08/06/2021

Gridare di gioia

Veronica Colella Pubblicato il 08/06/2021 Aggiornato il 08/06/2021

Gridare di gioia è un atto tipicamente umano, tanto che risulta più facile da interpretare rispetto alle grida di rabbia o di paura 

Shot of a sporty young woman screaming in celebration on a tennis court

Quando sentiamo un urletto di felicità lo riconosciamo subito. Ecco perché abbiamo imparato a non allarmarci davanti alle scene di ordinaria devozione calcistica o musicale, anche quando l’amica più mesta che abbiamo si rivela capace di sfoderare un’estensione vocale degna di Mariah Carey.

Quello che in natura è un sistema efficace per segnalare un pericolo o chiedere aiuto per noi esseri umani è diventato un modo per esprimere una gamma di sentimenti più vasta, dalle esplosioni di gioia incontenibile a quelle di profonda disperazione.

Una particolarità che un gruppo di ricercatori dell’Università di Zurigo ha approfondito in uno studio pubblicato su PLOS Biology, scoprendo che il nostro cervello è in grado di distinguere e identificare fino a sei tipi di grida differenti.

Perché gridiamo

Non tutte le urla sono uguali. Per registrare un campione il più possibile esaustivo, i ricercatori hanno chiesto a un primo gruppo di 12 partecipanti di emettere a richiesta l’urlo più appropriato al suo contesto. Provate a immaginare di essere aggrediti in un vicolo buio da uno sconosciuto armato di coltello o di guardare l’Italia che rimonta agli Eurovision scippando la vittoria alla Francia, sicuramente non griderete allo stesso modo. Attraverso un esercizio di immaginazione molto simile i ricercatori hanno ottenuto sei tipi di grida – di dolore, di rabbia, di paura, di piacere, di tristezza o di gioia – più un urlo “neutro” prodotto senza alcuna emozione, limitandosi semplicemente a intonare a gran voce la vocale “a”.

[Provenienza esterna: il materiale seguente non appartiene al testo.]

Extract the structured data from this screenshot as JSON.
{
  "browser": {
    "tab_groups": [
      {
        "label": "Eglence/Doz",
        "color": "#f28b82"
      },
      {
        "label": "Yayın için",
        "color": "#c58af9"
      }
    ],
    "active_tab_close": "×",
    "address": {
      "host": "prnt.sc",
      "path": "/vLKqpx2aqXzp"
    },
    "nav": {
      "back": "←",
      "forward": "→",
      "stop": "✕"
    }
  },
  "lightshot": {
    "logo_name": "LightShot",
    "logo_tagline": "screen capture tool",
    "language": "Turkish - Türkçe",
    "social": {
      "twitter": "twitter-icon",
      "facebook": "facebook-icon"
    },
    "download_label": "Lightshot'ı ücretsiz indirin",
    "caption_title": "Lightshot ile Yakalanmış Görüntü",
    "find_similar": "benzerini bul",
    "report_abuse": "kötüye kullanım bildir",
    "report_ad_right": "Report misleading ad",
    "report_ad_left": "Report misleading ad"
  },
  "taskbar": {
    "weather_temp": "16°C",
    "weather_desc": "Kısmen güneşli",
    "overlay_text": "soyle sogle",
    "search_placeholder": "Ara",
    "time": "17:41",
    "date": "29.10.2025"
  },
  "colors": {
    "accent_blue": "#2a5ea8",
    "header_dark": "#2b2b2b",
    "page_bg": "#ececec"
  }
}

Piacere e gioia hanno la priorità

A un gruppo di 33 volontari è stato chiesto di ascoltare le registrazioni e classificare ogni urlo in base alle emozioni espresse, mentre un altro gruppo di 35 volontari è stato messo alla prova in velocità. Due sole registrazioni, da categorizzare il più rapidamente possibile come allarmanti (dolore, rabbia o paura) o non-allarmanti (piacere, tristezza o gioia). A sorpresa, a essere interpretati con più facilità e precisione non sono i segnali di allarme ma quelli che esprimono emozioni positive: un risultato confermato in una terza fase utilizzando la risonanza magnetica funzionale per analizzare l’attività cerebrale di altri 30 volontari.

In natura e in società

Secondo i ricercatori, la priorità acquisita dalle emozioni positive potrebbe essere spiegata almeno in parte dalla nostra storia evolutiva. Rispetto agli altri primati viviamo un contesto sociale molto più complesso, in cui le interazioni con i nostri simili sono rilevanti per la sopravvivenza quanto la capacità di individuare minacce nell’ambiente circostante. Se nel mondo animale gridare è un modo di segnalare un pericolo o chiamare a sé i propri alleati in caso di conflitto, gli esseri umani sembrano essere i soli al mondo a gridare di felicità.